Bij voertuigen spreekt men van geleding als delen, die één functioneel geheel vormen, flexibel met elkaar verbonden zijn, zoals een voertuig met een of meer aanhangwagens. Een dergelijk voertuig kan horizontale en verticale afwijkingen van een rechte lijn beter nemen dan een star voertuig. Bij een geleed voertuig komt daarbij dat men veilig en beschut van een segment naar het volgende kan lopen doordat de flexibele verbinding voorzien is van een vouwbalg en/of schuivende platen. Bekend zijn de gelede bus, de gelede tram. Bij treinen en metro's met geledingen spreekt men van een treinstel en een metrostel. De segmenten worden bij tram, metro en trein ook wel bakken genoemd.

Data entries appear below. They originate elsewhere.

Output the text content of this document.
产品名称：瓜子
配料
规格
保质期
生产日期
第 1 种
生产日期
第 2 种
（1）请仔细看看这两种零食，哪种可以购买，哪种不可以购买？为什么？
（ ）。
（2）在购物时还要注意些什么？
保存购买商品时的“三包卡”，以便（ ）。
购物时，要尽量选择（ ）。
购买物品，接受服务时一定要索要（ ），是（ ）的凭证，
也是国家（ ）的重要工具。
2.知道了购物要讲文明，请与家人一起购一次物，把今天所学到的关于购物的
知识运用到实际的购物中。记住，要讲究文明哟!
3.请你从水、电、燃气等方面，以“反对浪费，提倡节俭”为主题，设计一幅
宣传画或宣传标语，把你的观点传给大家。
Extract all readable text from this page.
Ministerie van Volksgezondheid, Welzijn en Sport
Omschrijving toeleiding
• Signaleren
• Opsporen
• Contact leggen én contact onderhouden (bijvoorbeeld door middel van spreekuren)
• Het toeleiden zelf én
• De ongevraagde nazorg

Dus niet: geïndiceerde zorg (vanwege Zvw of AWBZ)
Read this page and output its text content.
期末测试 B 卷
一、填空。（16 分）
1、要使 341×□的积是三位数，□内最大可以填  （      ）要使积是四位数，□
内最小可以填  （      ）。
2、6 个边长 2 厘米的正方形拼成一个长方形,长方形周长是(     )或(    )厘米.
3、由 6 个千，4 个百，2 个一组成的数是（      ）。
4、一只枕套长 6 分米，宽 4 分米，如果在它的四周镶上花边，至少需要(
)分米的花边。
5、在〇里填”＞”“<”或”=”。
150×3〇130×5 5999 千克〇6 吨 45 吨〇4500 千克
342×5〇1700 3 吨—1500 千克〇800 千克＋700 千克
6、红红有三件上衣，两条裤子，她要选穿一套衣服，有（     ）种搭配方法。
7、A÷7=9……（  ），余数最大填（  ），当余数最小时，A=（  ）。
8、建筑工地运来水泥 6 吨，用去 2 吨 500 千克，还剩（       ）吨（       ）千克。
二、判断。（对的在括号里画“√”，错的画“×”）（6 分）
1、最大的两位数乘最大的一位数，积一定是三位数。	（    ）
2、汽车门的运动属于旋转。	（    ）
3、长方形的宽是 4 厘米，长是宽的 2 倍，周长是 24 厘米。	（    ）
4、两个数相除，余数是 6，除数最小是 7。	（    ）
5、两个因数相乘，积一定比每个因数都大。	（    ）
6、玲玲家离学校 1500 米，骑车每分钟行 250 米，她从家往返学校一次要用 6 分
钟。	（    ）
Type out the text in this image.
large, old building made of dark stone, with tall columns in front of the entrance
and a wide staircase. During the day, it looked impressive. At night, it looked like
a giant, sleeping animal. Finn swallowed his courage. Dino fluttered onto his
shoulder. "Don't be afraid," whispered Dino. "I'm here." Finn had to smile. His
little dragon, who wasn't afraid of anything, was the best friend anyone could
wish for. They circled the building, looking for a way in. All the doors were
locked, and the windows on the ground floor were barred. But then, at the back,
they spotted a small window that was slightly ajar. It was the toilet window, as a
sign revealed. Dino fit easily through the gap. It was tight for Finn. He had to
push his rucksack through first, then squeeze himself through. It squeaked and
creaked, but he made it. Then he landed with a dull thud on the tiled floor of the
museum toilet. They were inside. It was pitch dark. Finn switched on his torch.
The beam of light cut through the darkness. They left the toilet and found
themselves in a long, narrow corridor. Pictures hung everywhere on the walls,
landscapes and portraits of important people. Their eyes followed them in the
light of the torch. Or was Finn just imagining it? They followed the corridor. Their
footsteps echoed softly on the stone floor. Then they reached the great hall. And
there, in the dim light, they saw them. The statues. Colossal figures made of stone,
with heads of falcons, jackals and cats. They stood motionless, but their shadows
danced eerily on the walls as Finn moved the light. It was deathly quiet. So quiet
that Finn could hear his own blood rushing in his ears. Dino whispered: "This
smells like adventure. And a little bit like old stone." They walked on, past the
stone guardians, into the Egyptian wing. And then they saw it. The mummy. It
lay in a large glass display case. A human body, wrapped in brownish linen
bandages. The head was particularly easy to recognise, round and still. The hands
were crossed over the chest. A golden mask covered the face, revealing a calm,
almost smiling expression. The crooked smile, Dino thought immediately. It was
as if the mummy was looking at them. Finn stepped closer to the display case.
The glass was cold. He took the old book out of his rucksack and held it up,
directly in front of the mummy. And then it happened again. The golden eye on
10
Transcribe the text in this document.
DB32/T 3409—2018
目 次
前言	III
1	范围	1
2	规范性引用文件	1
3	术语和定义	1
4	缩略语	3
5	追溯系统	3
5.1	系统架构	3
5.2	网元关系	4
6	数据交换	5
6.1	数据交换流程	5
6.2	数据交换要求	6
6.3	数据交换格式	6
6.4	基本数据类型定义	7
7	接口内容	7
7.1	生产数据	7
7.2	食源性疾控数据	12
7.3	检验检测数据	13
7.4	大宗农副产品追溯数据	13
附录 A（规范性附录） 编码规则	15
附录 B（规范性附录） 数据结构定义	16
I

Er zijn echter varianten waarbij alleen het onderstel geleed is, bijvoorbeeld de mallet. De stoomketel is een reden voor deze constructie: die kan niet geleed worden omdat het rendement daaronder zou lijden.
Een truck met koppelschotel en oplegger wordt niet beschouwd als een geleed voertuig, omdat de delen gemakkelijk uitwisselbaar zijn en los van elkaar te gebruiken zijn. Hetzelfde geldt voor een trein met rijtuigen. Deze wordt onderscheiden van een treinstel / geleed voertuig, ook al kan men vaak ook van een rijtuig naar het volgende lopen. De overgang van rijtuig naar rijtuig is in het algemeen prominenter dan van bak naar bak, hoewel bij een dubbeldekstreinstel die overgang vaak toch wel prominent is, omdat die op een tussenniveau is.
Bij een geleed voertuig wordt de term geleding ook wel gebruikt voor de verbinding tussen de bakken.[1] Een dubbelgeleed voertuig bestaat uit drie delen en heeft daartussen twee geledingen.